First, he secured a wife for Isaac, thus securing the future of his family. Then Sarah dies, and he secured a burial place for her in the cave of Machpelah near Mamre. Then Abraham himself dies.
The division that had happened between his two sons, Isaac and Ishmael, is apparently resolved, at least provisionally, when they bury Abraham in the same cave where Abraham buried Sarah, thus, in a way, bringing the two brothers together and returning husband and wife together.

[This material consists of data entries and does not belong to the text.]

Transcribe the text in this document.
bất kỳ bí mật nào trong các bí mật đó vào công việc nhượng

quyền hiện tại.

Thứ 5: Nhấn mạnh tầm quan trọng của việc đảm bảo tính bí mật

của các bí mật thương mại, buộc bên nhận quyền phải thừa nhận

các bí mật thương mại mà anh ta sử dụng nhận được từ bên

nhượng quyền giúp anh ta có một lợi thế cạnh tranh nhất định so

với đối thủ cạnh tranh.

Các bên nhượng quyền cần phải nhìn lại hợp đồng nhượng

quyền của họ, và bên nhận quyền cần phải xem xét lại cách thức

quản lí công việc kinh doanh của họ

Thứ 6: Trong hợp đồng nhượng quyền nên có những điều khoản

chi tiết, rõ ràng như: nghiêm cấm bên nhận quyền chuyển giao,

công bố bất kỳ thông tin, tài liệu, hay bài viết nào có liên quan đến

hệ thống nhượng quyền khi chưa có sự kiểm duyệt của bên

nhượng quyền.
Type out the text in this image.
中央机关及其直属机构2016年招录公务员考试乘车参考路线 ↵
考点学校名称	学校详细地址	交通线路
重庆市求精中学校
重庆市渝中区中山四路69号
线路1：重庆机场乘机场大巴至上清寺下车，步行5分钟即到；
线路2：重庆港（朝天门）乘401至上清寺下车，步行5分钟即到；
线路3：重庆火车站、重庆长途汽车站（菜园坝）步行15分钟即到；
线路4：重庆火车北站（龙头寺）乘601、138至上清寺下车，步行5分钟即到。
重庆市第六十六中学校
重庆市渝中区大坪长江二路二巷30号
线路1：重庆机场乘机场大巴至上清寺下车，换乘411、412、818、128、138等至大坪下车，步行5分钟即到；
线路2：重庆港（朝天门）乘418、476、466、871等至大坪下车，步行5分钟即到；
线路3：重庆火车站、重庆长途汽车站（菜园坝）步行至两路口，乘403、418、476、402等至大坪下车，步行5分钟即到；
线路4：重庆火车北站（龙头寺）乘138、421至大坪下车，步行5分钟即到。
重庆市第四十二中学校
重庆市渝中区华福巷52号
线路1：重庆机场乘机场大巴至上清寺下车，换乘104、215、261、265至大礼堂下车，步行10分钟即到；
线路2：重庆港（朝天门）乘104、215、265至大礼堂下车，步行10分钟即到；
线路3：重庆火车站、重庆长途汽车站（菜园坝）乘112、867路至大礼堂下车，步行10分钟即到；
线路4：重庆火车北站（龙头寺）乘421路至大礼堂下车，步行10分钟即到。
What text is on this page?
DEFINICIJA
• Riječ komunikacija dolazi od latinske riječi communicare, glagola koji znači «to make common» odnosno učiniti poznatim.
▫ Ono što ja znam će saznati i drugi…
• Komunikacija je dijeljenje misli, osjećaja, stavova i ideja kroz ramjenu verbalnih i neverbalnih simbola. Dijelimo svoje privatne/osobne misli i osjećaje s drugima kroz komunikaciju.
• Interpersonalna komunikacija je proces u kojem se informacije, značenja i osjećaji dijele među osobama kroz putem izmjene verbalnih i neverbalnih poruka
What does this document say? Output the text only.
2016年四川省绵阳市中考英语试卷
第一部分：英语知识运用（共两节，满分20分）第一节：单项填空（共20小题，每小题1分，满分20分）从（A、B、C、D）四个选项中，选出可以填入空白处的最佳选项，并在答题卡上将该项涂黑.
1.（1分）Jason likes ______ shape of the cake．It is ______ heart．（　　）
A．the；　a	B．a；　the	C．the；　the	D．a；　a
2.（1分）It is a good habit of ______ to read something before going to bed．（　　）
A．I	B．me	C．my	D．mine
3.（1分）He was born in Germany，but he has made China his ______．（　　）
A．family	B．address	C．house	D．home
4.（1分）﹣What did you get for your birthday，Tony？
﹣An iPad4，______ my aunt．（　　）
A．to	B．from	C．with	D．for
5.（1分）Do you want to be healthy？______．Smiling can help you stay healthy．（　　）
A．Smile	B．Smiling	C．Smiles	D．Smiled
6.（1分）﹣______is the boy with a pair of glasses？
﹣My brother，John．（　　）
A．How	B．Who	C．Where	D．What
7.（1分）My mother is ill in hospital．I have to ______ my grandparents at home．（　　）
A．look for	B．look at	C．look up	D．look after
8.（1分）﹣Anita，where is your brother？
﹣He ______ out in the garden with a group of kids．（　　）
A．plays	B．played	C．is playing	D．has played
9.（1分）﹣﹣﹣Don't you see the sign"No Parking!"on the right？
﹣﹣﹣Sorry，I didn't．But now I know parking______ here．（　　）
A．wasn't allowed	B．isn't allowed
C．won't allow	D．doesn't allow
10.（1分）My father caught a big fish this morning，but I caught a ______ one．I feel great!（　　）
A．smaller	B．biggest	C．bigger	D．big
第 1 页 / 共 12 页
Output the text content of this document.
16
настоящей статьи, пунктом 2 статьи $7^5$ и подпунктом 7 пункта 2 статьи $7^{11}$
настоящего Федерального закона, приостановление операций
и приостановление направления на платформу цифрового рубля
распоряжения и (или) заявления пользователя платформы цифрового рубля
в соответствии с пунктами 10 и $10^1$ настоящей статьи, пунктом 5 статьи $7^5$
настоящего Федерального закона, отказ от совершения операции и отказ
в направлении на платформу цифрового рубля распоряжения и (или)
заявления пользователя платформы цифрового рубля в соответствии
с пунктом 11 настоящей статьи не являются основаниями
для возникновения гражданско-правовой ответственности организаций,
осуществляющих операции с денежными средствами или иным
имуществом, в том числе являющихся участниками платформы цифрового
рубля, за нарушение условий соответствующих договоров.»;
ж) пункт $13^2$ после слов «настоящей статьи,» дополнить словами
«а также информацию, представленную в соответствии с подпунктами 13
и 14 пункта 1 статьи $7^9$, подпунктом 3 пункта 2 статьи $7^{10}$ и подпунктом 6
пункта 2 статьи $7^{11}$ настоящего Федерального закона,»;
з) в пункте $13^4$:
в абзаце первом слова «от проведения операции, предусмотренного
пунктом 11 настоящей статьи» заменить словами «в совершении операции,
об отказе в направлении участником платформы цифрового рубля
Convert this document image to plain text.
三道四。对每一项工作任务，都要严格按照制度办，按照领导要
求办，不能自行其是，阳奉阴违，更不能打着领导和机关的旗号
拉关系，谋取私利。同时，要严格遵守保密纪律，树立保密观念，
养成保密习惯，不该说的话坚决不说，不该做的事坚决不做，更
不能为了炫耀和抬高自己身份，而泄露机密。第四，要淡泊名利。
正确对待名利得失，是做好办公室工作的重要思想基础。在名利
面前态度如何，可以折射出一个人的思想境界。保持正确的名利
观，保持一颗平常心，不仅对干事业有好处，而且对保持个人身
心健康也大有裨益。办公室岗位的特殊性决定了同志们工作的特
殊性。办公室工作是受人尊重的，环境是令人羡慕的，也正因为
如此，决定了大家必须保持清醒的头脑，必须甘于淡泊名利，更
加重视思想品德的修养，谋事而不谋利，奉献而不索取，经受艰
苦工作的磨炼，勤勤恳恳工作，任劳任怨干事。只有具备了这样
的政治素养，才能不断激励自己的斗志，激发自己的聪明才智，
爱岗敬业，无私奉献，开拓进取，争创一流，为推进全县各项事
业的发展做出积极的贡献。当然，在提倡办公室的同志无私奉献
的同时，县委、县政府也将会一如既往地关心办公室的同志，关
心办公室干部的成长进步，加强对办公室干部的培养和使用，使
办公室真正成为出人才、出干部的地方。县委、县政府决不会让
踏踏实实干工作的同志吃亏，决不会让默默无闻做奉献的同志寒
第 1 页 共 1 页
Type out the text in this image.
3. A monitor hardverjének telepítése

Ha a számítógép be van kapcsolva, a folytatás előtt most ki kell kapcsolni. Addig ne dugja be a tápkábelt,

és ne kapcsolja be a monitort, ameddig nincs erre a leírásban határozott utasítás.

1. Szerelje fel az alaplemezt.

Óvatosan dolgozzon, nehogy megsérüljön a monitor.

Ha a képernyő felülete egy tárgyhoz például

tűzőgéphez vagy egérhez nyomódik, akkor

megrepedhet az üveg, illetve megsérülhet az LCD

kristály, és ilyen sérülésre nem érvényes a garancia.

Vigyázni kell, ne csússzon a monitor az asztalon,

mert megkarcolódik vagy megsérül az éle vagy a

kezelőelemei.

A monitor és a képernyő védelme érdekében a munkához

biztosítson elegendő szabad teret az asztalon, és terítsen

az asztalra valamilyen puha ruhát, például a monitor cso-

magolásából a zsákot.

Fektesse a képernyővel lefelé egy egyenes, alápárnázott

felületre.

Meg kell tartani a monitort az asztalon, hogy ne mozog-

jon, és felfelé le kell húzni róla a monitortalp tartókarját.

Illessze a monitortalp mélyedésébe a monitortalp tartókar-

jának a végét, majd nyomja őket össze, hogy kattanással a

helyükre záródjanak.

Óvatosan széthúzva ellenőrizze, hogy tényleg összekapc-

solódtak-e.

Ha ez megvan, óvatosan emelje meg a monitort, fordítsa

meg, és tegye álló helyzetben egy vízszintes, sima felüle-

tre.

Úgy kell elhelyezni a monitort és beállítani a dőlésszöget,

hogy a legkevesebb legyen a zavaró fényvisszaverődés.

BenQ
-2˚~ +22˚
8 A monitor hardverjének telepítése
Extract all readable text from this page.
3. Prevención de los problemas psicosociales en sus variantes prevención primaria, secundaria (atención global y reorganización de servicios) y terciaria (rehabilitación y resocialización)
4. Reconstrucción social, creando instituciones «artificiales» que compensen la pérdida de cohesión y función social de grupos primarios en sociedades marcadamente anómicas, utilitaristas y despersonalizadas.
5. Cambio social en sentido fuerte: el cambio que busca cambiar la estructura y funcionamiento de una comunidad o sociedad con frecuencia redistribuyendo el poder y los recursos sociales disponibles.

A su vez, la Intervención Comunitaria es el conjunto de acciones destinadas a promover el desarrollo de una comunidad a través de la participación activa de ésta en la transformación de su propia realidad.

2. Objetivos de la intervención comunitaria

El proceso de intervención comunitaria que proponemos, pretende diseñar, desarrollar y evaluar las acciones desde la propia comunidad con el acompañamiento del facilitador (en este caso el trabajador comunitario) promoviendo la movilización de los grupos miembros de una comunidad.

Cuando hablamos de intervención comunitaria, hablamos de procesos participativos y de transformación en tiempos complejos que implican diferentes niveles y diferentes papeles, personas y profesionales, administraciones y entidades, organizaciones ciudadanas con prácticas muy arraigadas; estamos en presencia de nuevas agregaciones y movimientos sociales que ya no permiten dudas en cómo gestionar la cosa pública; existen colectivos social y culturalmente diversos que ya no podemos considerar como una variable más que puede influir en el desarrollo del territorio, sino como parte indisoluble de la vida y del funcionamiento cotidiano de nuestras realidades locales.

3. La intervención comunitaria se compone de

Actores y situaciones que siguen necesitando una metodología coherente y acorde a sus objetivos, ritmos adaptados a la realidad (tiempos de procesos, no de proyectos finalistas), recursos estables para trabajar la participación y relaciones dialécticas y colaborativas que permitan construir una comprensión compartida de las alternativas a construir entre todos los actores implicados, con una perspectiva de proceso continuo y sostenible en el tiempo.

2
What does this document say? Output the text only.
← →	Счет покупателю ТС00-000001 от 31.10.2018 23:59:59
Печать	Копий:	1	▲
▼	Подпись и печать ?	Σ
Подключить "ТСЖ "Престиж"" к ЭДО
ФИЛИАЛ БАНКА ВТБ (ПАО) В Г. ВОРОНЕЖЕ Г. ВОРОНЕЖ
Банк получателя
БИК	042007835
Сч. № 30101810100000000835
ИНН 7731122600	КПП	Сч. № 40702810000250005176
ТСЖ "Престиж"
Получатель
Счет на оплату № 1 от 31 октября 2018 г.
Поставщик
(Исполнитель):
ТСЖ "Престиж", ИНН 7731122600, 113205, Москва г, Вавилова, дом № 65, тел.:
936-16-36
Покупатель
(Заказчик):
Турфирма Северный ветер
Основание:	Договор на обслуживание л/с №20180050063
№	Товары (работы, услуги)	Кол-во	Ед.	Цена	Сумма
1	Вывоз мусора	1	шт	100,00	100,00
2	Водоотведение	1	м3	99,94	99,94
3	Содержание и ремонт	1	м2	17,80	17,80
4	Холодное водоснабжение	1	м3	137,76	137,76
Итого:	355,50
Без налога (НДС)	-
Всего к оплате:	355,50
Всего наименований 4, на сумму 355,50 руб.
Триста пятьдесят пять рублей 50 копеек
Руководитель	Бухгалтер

People wonder about the silence of Abraham in the face of the Akedah; in the face of God’s command. There’s no reported argument between him and Isaac, nor between him and Sarah, nor really between Abraham and God;
Abraham doesn’t suggest any resentment of God’s command. There’s something enormously profound that is present in Abraham, but that Abraham seems to know he cannot communicate. That is, he has some wisdom about this life and God’s expectations for us in this life that, precisely because he can’t share it, the rest of us can perceive in that silence.
Common Questions about Abraham and the Abekah
Abraham was originally called Abram. As one of the conditions of his Covenant with God, Abram changed his name to Abraham.
God wanted to destroy Sodom and Gomorrah because they were full of sinners. But, Abraham begged God to let the innocent be spared.
The Akedah, or “binding”, was the near-sacrifice, by Abraham, of his son, Isaac, on God’s orders.